Anencefalia e transplante

Sérgio Ibiapina F. Costa

O Processo-consulta CFM Nº 1.839/98 que trata da doação de órgãos de portadores de anencefalia para fins de transplante foi aprovado pelo plenário do Conselho Federal de Medicina (CFM), em 09 de maio de 2003.

Em seu parecer o relator faz menção à Resolução nº 1.480/97, em seu artigo 3º, quando afirma: '' a morte encefálica deverá ser conseqüência de processo irreversível e de causa conhecida''. Segundo o relator,''o anencéfalo é o resultado de um processo irreversível, sem qualquer possibilidade de sobrevida e de causa conhecida''. Em continuidade às razões apresentadas cita ainda a Lei nº 9.434, de 4 de fevereiro de 1997, que, em seu artigo 3º, dá competência ao Conselho Federal de Medicina para definir os critérios para o diagnóstico de morte encefálica.
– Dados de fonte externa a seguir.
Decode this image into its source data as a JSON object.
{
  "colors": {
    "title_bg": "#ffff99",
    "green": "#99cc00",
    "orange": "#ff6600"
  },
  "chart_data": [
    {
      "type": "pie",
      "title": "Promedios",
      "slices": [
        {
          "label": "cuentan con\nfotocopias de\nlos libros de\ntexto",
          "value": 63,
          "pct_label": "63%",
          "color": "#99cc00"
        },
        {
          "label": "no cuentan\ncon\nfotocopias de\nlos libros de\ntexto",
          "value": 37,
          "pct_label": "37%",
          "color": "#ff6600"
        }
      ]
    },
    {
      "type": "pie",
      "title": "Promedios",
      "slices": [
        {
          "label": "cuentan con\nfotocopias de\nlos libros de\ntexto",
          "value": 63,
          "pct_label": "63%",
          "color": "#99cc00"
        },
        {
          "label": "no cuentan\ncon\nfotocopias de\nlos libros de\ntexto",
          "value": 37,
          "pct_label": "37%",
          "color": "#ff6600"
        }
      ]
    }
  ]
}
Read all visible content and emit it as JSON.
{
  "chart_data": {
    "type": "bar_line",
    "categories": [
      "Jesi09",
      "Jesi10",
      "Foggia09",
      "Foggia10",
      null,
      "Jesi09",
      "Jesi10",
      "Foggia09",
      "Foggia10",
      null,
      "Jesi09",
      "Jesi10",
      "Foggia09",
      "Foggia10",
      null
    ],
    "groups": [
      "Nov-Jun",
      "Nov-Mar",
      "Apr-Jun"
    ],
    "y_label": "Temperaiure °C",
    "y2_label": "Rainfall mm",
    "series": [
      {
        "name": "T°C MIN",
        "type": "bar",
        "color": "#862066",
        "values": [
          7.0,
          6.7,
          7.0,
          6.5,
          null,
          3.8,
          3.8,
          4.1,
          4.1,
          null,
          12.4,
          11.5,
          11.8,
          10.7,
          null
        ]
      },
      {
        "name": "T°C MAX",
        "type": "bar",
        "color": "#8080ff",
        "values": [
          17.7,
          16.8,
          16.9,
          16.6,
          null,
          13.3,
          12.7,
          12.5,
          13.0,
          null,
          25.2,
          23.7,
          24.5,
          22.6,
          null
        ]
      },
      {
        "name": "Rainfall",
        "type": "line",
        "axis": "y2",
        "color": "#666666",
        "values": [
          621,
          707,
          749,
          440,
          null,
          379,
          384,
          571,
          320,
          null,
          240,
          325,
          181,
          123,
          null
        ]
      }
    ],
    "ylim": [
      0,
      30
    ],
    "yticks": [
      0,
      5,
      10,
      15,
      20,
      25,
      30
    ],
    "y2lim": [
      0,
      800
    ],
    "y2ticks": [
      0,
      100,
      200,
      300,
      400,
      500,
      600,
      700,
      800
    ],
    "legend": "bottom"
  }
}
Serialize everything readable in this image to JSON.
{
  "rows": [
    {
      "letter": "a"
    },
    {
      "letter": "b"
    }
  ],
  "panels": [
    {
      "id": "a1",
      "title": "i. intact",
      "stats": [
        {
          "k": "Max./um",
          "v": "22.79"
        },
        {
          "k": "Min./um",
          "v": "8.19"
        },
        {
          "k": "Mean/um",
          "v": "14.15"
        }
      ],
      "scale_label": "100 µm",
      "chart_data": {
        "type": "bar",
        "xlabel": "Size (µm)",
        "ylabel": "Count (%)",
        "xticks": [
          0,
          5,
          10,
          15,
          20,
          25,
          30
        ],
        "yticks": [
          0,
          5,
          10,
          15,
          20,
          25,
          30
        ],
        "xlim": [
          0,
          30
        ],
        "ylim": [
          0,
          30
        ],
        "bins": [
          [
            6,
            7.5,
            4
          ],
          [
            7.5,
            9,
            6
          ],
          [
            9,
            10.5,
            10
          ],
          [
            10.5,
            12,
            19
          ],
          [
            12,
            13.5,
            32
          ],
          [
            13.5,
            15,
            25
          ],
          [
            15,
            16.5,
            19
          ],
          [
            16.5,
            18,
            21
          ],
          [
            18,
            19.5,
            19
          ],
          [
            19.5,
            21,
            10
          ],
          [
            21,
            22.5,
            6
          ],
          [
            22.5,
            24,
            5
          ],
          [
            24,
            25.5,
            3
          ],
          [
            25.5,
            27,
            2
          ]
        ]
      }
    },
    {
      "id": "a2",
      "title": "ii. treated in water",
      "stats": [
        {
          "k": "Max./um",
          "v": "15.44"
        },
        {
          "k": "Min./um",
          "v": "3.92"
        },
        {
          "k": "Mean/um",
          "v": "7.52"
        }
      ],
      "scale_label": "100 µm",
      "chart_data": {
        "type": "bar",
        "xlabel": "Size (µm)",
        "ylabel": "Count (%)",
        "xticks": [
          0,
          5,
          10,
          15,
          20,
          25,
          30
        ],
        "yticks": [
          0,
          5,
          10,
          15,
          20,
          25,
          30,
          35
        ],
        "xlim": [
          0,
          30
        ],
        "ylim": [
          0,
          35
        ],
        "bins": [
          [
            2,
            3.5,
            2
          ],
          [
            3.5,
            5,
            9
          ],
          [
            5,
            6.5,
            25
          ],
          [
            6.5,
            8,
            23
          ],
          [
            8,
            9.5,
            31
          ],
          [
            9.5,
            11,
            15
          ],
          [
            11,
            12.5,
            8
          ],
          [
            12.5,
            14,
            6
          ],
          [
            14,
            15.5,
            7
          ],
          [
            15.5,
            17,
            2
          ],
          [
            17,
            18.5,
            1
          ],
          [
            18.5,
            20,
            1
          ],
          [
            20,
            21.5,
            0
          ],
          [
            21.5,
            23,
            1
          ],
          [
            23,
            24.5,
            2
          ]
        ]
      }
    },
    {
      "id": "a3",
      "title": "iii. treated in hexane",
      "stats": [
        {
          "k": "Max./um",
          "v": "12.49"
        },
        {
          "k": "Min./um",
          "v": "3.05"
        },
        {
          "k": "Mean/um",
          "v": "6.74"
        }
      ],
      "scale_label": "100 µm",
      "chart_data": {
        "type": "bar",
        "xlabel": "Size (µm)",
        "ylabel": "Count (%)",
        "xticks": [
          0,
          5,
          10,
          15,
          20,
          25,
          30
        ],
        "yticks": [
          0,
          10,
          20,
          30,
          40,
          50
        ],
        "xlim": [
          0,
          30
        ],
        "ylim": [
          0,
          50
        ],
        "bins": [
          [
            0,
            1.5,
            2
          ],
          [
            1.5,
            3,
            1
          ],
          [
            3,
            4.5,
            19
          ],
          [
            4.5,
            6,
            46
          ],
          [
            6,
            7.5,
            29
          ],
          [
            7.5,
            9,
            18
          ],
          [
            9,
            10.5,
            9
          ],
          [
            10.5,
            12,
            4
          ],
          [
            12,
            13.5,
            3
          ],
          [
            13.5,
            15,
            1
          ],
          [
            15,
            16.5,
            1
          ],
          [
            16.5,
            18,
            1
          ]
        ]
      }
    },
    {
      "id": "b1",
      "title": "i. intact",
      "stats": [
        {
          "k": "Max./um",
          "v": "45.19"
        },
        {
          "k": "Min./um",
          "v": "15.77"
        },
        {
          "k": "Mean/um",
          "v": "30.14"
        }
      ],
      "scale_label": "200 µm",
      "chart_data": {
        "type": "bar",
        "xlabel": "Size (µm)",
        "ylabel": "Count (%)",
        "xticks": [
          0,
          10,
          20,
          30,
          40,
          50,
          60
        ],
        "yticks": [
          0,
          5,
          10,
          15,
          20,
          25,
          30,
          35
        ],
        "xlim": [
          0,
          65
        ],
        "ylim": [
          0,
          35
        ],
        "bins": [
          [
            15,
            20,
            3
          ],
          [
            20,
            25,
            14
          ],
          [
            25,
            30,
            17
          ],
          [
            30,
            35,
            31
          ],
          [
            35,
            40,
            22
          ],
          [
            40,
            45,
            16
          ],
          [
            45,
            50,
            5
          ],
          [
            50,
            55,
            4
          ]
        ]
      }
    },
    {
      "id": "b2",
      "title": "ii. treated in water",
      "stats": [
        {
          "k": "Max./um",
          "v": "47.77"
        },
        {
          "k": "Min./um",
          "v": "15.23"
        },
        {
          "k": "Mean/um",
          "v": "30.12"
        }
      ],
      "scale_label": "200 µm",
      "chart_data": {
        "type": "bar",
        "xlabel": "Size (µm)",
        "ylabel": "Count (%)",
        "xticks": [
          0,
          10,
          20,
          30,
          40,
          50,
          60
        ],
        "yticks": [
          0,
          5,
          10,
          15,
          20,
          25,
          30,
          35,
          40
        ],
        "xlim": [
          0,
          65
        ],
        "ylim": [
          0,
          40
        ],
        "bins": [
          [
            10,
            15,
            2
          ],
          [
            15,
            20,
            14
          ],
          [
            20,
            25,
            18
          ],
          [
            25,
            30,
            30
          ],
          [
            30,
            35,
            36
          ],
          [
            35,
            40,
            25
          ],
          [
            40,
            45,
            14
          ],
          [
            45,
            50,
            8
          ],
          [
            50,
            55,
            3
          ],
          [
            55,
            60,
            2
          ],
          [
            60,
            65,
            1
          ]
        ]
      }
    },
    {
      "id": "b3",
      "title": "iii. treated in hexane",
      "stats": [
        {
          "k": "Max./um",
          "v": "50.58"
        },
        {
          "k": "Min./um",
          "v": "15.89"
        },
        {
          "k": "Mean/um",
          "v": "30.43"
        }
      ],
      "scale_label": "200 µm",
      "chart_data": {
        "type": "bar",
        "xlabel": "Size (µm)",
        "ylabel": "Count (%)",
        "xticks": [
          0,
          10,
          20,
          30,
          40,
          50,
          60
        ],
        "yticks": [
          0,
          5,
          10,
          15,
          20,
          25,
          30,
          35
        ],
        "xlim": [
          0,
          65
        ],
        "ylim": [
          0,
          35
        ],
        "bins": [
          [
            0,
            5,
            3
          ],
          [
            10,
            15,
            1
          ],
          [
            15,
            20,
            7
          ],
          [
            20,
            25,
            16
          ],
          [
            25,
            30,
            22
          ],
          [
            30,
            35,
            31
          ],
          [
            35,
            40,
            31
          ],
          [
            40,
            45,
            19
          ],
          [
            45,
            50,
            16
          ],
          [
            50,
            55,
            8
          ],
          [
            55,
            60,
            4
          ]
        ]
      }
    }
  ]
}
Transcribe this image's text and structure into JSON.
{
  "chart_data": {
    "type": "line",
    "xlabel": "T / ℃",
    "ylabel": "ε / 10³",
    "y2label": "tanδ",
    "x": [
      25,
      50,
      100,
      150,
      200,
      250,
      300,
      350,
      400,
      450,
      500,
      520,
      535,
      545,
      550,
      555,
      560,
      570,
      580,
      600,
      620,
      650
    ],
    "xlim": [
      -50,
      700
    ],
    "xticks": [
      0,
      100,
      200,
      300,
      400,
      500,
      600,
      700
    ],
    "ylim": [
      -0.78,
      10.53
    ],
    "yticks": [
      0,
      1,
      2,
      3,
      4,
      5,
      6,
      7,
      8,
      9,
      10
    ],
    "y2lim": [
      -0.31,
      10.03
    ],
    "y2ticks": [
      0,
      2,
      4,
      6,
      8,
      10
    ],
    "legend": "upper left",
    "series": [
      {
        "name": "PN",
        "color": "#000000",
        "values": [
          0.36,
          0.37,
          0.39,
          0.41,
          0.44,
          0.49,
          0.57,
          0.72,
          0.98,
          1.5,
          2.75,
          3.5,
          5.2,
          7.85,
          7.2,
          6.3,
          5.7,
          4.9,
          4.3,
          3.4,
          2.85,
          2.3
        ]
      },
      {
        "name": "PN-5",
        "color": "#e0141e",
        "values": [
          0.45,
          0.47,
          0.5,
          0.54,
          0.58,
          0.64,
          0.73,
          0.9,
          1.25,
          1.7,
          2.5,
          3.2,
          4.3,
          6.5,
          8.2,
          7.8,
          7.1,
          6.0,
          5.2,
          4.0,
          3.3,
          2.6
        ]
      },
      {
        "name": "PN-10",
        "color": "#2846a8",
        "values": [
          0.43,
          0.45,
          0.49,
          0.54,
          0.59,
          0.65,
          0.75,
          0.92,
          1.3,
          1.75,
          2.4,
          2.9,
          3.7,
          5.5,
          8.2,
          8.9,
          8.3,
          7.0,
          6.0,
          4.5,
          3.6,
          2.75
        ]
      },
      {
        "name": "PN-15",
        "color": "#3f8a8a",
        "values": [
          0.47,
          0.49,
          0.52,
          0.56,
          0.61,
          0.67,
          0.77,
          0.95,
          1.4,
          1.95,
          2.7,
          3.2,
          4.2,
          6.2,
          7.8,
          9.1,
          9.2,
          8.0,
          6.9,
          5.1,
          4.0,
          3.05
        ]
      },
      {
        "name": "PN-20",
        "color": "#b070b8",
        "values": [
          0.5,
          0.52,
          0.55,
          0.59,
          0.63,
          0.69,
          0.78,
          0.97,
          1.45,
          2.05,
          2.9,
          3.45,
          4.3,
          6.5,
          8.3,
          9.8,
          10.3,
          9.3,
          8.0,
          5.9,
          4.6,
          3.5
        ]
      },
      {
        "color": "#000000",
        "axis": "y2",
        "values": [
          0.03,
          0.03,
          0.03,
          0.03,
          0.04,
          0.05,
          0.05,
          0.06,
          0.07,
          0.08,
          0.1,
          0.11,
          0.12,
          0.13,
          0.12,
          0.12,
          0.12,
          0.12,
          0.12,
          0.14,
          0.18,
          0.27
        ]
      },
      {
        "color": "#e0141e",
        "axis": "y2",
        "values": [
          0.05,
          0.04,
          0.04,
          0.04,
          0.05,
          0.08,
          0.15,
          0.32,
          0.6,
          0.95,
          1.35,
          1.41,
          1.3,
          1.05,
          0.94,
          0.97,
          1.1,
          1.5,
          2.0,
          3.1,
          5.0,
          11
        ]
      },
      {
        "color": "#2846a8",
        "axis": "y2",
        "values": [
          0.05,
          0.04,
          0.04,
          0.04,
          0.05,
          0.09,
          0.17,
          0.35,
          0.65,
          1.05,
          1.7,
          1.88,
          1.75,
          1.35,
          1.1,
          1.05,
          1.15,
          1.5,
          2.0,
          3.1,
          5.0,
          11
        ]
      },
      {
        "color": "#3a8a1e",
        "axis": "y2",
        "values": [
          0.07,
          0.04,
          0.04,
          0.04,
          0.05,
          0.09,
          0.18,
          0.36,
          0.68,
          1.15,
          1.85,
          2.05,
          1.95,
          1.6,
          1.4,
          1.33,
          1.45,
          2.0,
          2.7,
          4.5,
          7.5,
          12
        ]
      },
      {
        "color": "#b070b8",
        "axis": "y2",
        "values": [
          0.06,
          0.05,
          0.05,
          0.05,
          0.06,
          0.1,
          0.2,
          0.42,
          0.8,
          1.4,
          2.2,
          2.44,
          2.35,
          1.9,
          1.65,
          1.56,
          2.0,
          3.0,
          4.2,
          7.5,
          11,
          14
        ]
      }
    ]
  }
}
Face a essas considerações, o CFM recomenda que '' uma vez autorizado formalmente pelos pais, o médico poderá proceder ao transplante de órgãos do anencéfalo após a expulsão ou retirada do útero materno, dada a incompatibilidade vital que o ente apresenta, por não possuir a parte nobre e vital do cérebro, tratando-se de processo irreversível, mesmo que o tronco cerebral esteja ainda temporariamente funcionante (grifo nosso)''.

Comentário

Trata-se de decisão ética das mais difíceis na prática clínica considerar como apto para a doação de órgão recém-nascido com tronco encefálico ''funcionante'', não importa por quanto tempo, portanto, vivo. O próprio CFM, na resolução que dispõe sobre morte encefálica define alguns pontos que não devem suscitar dúvidas para a sociedade quanto aos critérios de um ente morto. Com esse propósito, convém enfatizar que o anencéfalo, mesmo com a baixa expectativa de vida detém tronco encefálico, respira após o nascimento, esboça movimentos e, na condição de ser vivente, a ninguém é dado o direito de praticar homicídio, promovendo a retirada de órgãos para serem transplantados. Ademais, a Resolução nº 1.480/97 estabelece que o critério de morte encefálica em portador de lesão irreversível de tronco encefálico somente poderá ser considerada após o sétimo dia de vida, sem oferecer qualquer ressalva.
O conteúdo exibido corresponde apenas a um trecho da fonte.